II - Don Quichotte ou les démêlés de la raison et de l’érudition

Comme Verville, Miguel de Cervantès a été formé aux belles-lettres selon les méthodes de l’humanisme : tout en sillonnant l’Andalousie en qualité de commissaire aux vivres puis de collecteur d’impôts, le combattant de Lépante et le captif d’Alger s’est adonné à la lecture en concevant l’imprimé comme un moyen d’accumulation infinie des connaissances.
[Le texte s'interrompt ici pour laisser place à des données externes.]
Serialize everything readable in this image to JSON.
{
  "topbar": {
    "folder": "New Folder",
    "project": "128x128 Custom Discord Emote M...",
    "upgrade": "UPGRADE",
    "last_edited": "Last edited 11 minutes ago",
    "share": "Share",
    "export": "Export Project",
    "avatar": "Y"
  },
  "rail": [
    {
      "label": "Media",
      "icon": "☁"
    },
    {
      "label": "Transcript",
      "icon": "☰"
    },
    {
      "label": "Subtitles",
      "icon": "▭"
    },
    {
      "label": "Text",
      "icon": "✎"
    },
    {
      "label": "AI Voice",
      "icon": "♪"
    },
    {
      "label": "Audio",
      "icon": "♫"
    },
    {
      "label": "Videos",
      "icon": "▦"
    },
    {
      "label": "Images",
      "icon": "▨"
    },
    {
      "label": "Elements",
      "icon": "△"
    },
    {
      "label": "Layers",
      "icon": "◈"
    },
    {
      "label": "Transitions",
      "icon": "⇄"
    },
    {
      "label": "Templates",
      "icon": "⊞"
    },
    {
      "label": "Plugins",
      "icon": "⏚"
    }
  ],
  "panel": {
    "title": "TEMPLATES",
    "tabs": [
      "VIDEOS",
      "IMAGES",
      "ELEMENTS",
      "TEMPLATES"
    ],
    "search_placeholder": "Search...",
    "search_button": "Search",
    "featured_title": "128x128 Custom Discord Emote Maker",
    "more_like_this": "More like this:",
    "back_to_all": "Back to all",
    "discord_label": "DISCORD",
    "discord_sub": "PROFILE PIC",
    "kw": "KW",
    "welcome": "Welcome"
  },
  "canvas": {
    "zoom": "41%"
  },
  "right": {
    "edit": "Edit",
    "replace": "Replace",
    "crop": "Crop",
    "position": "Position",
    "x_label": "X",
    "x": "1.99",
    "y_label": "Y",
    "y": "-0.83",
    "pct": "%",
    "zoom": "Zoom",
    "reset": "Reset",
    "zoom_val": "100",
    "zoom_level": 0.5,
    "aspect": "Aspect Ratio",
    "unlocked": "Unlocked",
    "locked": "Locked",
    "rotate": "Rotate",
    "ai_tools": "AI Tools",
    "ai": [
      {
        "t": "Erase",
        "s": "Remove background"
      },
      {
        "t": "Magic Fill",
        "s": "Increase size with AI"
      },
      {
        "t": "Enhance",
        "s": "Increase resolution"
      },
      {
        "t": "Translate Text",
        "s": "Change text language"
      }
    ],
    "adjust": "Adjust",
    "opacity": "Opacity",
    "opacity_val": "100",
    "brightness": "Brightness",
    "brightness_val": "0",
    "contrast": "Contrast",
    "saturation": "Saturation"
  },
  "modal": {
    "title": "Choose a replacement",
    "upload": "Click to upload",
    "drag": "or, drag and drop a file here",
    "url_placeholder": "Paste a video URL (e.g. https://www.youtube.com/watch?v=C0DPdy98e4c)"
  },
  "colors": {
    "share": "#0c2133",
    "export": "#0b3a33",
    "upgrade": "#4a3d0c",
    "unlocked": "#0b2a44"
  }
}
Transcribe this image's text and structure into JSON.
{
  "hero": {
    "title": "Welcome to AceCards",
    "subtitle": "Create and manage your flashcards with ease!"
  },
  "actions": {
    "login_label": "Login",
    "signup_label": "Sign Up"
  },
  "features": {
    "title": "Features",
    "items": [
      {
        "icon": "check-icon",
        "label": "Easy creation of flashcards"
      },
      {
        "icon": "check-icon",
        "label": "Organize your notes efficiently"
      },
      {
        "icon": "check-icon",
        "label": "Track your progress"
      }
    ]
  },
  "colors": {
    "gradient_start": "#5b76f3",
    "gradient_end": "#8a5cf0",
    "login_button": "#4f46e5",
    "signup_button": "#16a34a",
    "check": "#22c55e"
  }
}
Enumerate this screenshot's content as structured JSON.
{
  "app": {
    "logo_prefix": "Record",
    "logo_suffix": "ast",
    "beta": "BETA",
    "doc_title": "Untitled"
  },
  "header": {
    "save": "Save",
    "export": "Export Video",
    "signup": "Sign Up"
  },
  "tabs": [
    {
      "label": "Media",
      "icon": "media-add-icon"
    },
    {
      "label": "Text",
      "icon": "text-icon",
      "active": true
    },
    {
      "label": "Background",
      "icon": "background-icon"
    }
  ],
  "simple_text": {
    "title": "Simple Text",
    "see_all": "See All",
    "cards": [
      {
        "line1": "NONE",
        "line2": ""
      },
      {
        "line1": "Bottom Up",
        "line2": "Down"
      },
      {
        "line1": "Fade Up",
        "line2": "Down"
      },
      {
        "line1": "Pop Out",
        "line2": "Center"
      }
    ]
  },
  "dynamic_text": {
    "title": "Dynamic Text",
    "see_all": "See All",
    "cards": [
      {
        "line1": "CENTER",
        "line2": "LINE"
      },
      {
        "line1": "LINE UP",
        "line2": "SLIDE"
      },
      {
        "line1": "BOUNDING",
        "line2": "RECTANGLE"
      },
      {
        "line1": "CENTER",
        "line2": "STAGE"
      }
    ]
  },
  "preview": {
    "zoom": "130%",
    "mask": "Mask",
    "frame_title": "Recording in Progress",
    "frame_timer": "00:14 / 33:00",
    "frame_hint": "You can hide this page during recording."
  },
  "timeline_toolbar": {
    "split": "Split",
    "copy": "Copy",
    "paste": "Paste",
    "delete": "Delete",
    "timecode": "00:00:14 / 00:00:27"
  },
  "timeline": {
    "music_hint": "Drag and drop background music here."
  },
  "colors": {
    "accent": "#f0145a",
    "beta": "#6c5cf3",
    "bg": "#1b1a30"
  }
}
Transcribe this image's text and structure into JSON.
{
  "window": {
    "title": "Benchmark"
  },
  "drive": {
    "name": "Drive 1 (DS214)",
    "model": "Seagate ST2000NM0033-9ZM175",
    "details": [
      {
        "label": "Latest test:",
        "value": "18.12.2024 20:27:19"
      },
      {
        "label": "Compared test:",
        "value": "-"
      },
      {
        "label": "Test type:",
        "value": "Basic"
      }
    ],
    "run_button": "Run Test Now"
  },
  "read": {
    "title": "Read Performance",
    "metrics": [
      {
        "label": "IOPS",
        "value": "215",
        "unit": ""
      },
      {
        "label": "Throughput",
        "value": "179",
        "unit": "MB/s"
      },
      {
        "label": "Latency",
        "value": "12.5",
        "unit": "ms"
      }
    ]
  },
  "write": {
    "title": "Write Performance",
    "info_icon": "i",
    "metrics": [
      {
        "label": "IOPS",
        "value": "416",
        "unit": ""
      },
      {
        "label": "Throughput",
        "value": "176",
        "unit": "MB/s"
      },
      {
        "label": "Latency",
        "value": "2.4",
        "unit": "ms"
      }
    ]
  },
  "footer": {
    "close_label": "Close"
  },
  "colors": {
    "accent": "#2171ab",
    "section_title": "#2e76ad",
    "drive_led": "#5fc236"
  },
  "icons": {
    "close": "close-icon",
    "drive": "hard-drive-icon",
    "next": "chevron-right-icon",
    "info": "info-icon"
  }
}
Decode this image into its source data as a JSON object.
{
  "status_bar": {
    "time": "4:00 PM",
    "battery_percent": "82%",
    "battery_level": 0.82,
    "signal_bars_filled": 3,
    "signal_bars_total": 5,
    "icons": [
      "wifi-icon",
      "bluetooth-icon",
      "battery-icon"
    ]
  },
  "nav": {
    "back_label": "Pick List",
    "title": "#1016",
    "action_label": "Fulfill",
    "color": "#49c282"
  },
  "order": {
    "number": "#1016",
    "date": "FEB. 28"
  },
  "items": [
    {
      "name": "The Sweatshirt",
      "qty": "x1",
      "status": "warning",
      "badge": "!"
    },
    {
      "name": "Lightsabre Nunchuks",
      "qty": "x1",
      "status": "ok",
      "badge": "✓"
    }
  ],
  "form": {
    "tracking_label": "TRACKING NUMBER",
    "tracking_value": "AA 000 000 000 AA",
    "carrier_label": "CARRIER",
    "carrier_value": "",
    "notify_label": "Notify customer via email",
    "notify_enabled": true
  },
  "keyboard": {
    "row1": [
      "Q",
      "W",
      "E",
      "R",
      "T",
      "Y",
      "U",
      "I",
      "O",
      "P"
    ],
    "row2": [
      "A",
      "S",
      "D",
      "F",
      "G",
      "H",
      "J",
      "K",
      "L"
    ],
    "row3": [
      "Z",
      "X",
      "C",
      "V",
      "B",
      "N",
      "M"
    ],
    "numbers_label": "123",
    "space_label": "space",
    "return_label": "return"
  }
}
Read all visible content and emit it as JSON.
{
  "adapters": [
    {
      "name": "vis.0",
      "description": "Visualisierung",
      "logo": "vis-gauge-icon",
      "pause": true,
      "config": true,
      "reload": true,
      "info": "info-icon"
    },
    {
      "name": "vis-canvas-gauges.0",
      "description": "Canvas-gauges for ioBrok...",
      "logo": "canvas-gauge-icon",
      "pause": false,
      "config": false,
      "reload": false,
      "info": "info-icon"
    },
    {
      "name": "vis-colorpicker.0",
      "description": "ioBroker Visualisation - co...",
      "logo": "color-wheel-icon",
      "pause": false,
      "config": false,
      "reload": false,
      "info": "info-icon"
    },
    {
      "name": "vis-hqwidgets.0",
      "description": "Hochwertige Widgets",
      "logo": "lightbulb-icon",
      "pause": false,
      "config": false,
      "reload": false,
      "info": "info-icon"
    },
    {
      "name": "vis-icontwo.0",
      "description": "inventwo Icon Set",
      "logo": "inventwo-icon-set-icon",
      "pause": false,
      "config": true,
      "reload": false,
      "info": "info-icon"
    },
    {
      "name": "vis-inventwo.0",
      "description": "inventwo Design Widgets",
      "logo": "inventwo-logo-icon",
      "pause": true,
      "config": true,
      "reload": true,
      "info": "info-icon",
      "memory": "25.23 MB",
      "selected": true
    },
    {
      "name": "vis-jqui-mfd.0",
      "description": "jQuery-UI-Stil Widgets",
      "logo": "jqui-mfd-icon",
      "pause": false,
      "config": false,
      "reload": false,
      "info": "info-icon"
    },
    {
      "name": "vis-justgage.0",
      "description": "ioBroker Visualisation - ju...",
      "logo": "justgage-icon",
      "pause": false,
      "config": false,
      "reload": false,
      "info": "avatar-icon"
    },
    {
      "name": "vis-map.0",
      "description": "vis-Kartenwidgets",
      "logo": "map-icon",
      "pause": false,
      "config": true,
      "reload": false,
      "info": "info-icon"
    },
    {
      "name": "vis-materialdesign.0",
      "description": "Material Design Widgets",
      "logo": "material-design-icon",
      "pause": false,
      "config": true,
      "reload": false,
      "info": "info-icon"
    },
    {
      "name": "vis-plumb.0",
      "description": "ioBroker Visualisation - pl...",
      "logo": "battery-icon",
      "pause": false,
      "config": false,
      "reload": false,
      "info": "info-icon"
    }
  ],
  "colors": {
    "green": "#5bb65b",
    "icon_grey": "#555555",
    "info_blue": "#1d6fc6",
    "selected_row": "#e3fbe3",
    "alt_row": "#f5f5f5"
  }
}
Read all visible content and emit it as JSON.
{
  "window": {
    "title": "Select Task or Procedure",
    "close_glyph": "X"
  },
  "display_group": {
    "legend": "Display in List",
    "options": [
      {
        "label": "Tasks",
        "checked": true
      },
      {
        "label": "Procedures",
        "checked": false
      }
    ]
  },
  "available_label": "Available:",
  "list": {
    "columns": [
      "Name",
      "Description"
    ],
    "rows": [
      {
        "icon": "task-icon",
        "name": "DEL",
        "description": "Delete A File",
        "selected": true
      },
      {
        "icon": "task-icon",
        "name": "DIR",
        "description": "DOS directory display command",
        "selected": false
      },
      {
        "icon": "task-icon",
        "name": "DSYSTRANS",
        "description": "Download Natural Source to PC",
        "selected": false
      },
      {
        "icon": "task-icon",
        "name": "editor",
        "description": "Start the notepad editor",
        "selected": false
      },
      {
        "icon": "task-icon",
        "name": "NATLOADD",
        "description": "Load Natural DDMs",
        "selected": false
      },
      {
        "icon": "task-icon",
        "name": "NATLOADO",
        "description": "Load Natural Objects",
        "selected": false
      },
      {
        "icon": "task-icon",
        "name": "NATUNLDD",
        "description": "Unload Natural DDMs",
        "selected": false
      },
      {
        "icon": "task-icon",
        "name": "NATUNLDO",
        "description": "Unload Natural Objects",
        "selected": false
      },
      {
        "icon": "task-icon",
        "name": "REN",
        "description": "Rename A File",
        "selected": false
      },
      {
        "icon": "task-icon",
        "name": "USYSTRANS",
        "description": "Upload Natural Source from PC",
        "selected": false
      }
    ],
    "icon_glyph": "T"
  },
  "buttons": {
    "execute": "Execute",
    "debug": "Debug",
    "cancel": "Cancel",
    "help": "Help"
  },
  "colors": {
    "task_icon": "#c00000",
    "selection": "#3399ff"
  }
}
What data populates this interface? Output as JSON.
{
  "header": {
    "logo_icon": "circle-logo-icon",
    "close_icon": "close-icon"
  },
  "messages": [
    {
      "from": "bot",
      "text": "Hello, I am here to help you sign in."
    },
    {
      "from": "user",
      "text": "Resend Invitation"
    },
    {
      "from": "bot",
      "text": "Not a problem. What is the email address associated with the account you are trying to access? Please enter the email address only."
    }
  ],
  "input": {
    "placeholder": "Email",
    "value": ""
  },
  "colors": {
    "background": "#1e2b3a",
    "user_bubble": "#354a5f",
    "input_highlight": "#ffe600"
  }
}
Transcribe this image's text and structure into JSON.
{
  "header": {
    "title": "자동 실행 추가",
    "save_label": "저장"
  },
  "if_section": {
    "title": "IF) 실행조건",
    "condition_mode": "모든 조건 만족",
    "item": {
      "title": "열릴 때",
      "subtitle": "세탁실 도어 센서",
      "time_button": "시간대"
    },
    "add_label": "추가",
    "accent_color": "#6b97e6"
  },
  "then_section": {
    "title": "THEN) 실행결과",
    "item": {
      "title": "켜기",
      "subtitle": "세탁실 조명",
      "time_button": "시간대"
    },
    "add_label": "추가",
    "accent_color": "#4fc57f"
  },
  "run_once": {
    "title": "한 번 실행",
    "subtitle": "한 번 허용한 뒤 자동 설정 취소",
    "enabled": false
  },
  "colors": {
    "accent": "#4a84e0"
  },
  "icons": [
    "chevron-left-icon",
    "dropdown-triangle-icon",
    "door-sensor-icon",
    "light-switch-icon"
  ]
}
À l’instar des lettrés de la Renaissance, il a mis en œuvre des procédés d’utilisation rationnelle de la masse documentaire ; puisant dans les dispositifs de digestion des textes, il a eu recours au résumé, à la confection d’une table des matières et à l’annotation marginale. Mais voilà qu’en 1605, dans le prologue de l’Ingenioso Hidalgo don Quijote de la Mancha, il déclare renoncer à la légitimité culturelle que procurent les citations latines, les marginalia et les index et à la reconnaissance mondaine que donnent les sonnets liminaires de nobles ou de poètes, pour se contenter d’une histoire ‘«’ ‘ sans mélange et sans détours »’ ‘ 1148 ’ ‘. ’Par le biais d’un dialogue fictionnel entre l’auteur du texte et l’un de ses amis, il fait une satire de l’introduction abusive en littérature de matières extérieures au sujet ; ce faisant, il revendique une « chétive érudition ». Mais après l’invitation lancée au lecteur de se fonder sur son « libre arbitre » pour juger de la qualité de l’œuvre, sans se soucier d’agréer à qui que ce soit, un passage maintient la pratique de l’imitation « pour le style ». En fait, dans le roman qu’il nous propose, Cervantès se situe à la charnière entre l’allégeance à la tradition érudite et le rejet de celle-ci au nom d’une appréhension méthodique du réel . Tout en refusant, comme Montaigne, les gardoires et la doctrine de l’innutrition, il ne se résout pas encore à faire table rase de son savoir et à instaurer l’ordre de la rationalité.

Notes
1148.

L’ingénieux Hidalgo…, op. cit., t. I, « Prologue », pp. 43-48. Nous choisissons la vieille et austère traduction de L. Viardot au détriment de celle d’A. Schulman, qui évite les archaïsmes et conserve la vivacité des dialogues. Cela s’explique par la scrupuleuse fidélité du premier au texte des éditions originales alors que la seconde a procédé à des allégements et au redécoupage des paragraphes. Dans la préface qu’il fait à cette traduction de l’Ingénieux Hidalgo…, 2 t., Seuil, 1997, t. I, pp. 11-14, J.-C. Chevalier explique que le but de la traductrice a été de privilégier l’» efficacité » des prises de parole et leur « drôlerie » et que, s’il ne s’agit pas d’une adaptation, cette version ne s’adresse pas aux « exégètes ».